La minutie de l'enquête d'Alexandre Goffin, la précision de ses informations font ressortir plus cruellement encore les carences de l'enquête officielle, sur laquelle plane toujours un prudent silence : comment se fait-il que le général Dallaire n'ait jamais été interrogé, ni les casques bleus ghanéens qui furent faits prisonniers en même temps que les Belges, puis libérés, ni l'observateur togolais qui était présent au camp Kigali ? Une commission rogatoire ne pourrait-elle se rendre au Togo ou au Ghana interroger ces témoins de premier plan ?

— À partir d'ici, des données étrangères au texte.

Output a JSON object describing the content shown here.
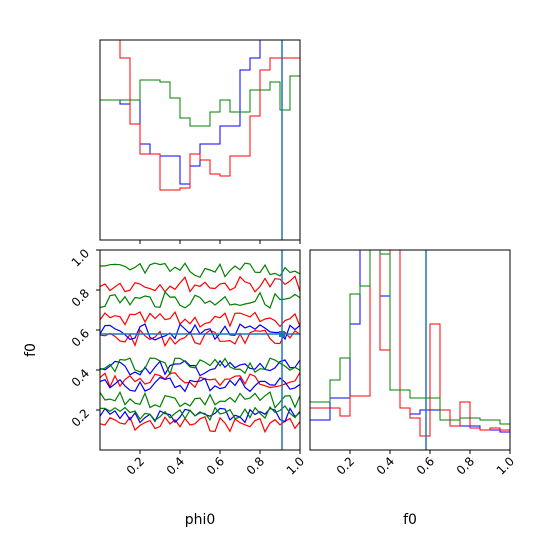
{
  "colors": {
    "series": [
      "#0000ff",
      "#ff0000",
      "#008000"
    ],
    "truth": "#1f77b4",
    "frame": "#000000"
  },
  "chart_data": [
    {
      "type": "histogram",
      "panel": "marginal-phi0",
      "xlim": [
        0,
        1
      ],
      "x_ticks": [
        0.2,
        0.4,
        0.6,
        0.8,
        1.0
      ],
      "truth": 0.91,
      "bin_edges": [
        0.0,
        0.05,
        0.1,
        0.15,
        0.2,
        0.25,
        0.3,
        0.35,
        0.4,
        0.45,
        0.5,
        0.55,
        0.6,
        0.65,
        0.7,
        0.75,
        0.8,
        0.85,
        0.9,
        0.95,
        1.0
      ],
      "series": [
        {
          "color": "#0000ff",
          "values": [
            0.7,
            0.7,
            0.68,
            0.7,
            0.48,
            0.43,
            0.42,
            0.42,
            0.28,
            0.37,
            0.48,
            0.48,
            0.57,
            0.57,
            0.85,
            0.91,
            1.1,
            1.1,
            1.1,
            1.1
          ]
        },
        {
          "color": "#ff0000",
          "values": [
            1.1,
            1.1,
            0.91,
            0.58,
            0.43,
            0.43,
            0.25,
            0.25,
            0.26,
            0.43,
            0.4,
            0.33,
            0.32,
            0.42,
            0.42,
            0.62,
            0.85,
            0.91,
            0.91,
            0.91
          ]
        },
        {
          "color": "#008000",
          "values": [
            0.7,
            0.7,
            0.7,
            0.7,
            0.8,
            0.8,
            0.79,
            0.71,
            0.61,
            0.57,
            0.57,
            0.64,
            0.7,
            0.64,
            0.64,
            0.75,
            0.75,
            0.79,
            0.65,
            0.82
          ]
        }
      ]
    },
    {
      "type": "contour",
      "panel": "phi0-vs-f0",
      "xlabel": "phi0",
      "ylabel": "f0",
      "xlim": [
        0,
        1
      ],
      "ylim": [
        0,
        1
      ],
      "x_ticks": [
        0.2,
        0.4,
        0.6,
        0.8,
        1.0
      ],
      "y_ticks": [
        0.2,
        0.4,
        0.6,
        0.8,
        1.0
      ],
      "truth": {
        "x": 0.91,
        "y": 0.58
      },
      "series": [
        {
          "color": "#ff0000",
          "levels": [
            0.13,
            0.35,
            0.56,
            0.65,
            0.83
          ]
        },
        {
          "color": "#0000ff",
          "levels": [
            0.17,
            0.33,
            0.41,
            0.59
          ]
        },
        {
          "color": "#008000",
          "levels": [
            0.18,
            0.25,
            0.42,
            0.75,
            0.9
          ]
        }
      ]
    },
    {
      "type": "histogram",
      "panel": "marginal-f0",
      "xlabel": "f0",
      "xlim": [
        0,
        1
      ],
      "x_ticks": [
        0.2,
        0.4,
        0.6,
        0.8,
        1.0
      ],
      "truth": 0.58,
      "bin_edges": [
        0.0,
        0.05,
        0.1,
        0.15,
        0.2,
        0.25,
        0.3,
        0.35,
        0.4,
        0.45,
        0.5,
        0.55,
        0.6,
        0.65,
        0.7,
        0.75,
        0.8,
        0.85,
        0.9,
        0.95,
        1.0
      ],
      "series": [
        {
          "color": "#0000ff",
          "values": [
            0.15,
            0.15,
            0.26,
            0.26,
            0.63,
            1.2,
            1.2,
            0.77,
            0.3,
            0.21,
            0.18,
            0.2,
            0.2,
            0.15,
            0.12,
            0.12,
            0.12,
            0.1,
            0.1,
            0.09
          ]
        },
        {
          "color": "#ff0000",
          "values": [
            0.21,
            0.21,
            0.21,
            0.17,
            0.27,
            0.27,
            1.2,
            0.5,
            1.2,
            0.21,
            0.16,
            0.07,
            0.63,
            0.2,
            0.12,
            0.24,
            0.11,
            0.1,
            0.11,
            0.1
          ]
        },
        {
          "color": "#008000",
          "values": [
            0.24,
            0.24,
            0.35,
            0.46,
            0.78,
            0.82,
            1.2,
            0.98,
            0.3,
            0.3,
            0.26,
            0.26,
            0.26,
            0.15,
            0.15,
            0.16,
            0.16,
            0.15,
            0.15,
            0.13
          ]
        }
      ]
    }
  ]
}
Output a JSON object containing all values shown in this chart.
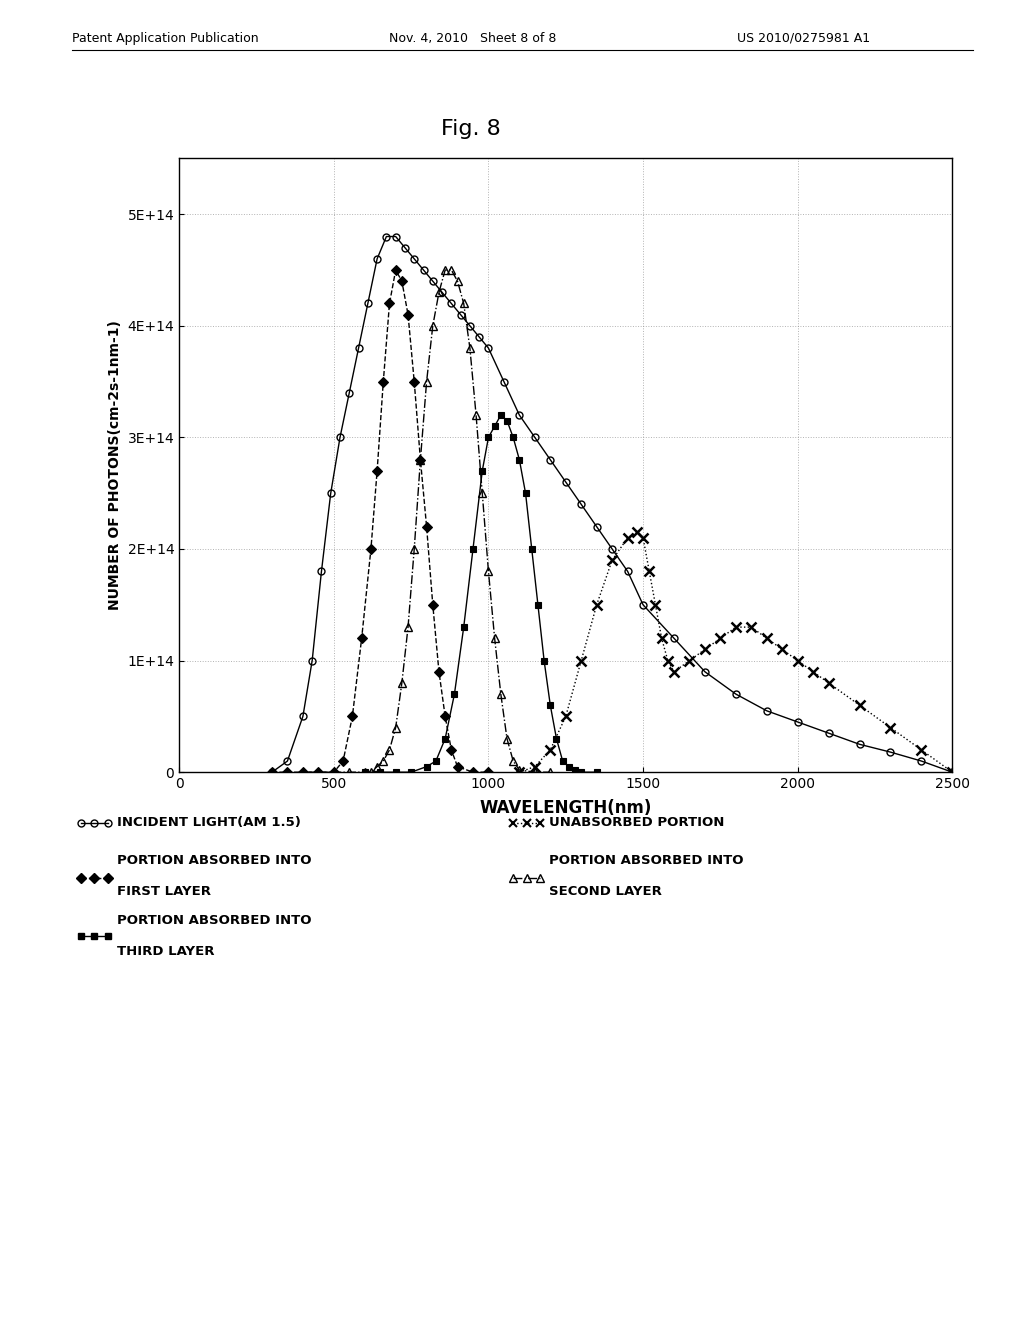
{
  "title": "Fig. 8",
  "xlabel": "WAVELENGTH(nm)",
  "ylabel": "NUMBER OF PHOTONS(cm-2s-1nm-1)",
  "xlim": [
    0,
    2500
  ],
  "ylim": [
    0,
    550000000000000.0
  ],
  "yticks": [
    0,
    100000000000000.0,
    200000000000000.0,
    300000000000000.0,
    400000000000000.0,
    500000000000000.0
  ],
  "ytick_labels": [
    "0",
    "1E+14",
    "2E+14",
    "3E+14",
    "4E+14",
    "5E+14"
  ],
  "xticks": [
    0,
    500,
    1000,
    1500,
    2000,
    2500
  ],
  "background": "#ffffff",
  "header_left": "Patent Application Publication",
  "header_center": "Nov. 4, 2010   Sheet 8 of 8",
  "header_right": "US 2010/0275981 A1",
  "scale": 100000000000000.0
}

Un autre point fort de cette recherche devrait intéresser le Tribunal pénal international: elle concerne le rôle du colonel Bagosora. Ce dernier apparaît non seulement comme le responsable de l'attentat et l'un des maîtres d'oeuvre du génocide, mais en outre, organisant une réunion à moins de 80 mètres du lieu où les Casques bleus belges sont encerclés, il ne s'inquiète pas de leur sort et ne fait rien pour leur porter secours...
L'abandon, sur ordre de l'état-major de la Minuar, des civils rwandais pourchassés, la lâcheté des casques bleus du Bangladesh, qui n'osèrent même pas ouvrir les portes du stade Amahoro à d'autres Belges encerclés par la foule hostile, l'évacuation de la paroisse de Kicukiro : d'autres scènes tragiques sont relatées dans ce livre, qui se lit d'une traite, la rage au coeur par moments.
COLETTE BRAECKMAN
(1) «Rwanda, 7 avril 1994 : dix commandos vont mourir», par Alexandre Goffin, éditeur : ASBL «In Memoriam, j'avais 10 camarades »; prix de vente : 550 FB au shop du 2e Codo à Flawinne, 600 FB versés au compte du secrétariat de l'ASBL, no 000-1543767-12 de Didier Hutsebaut.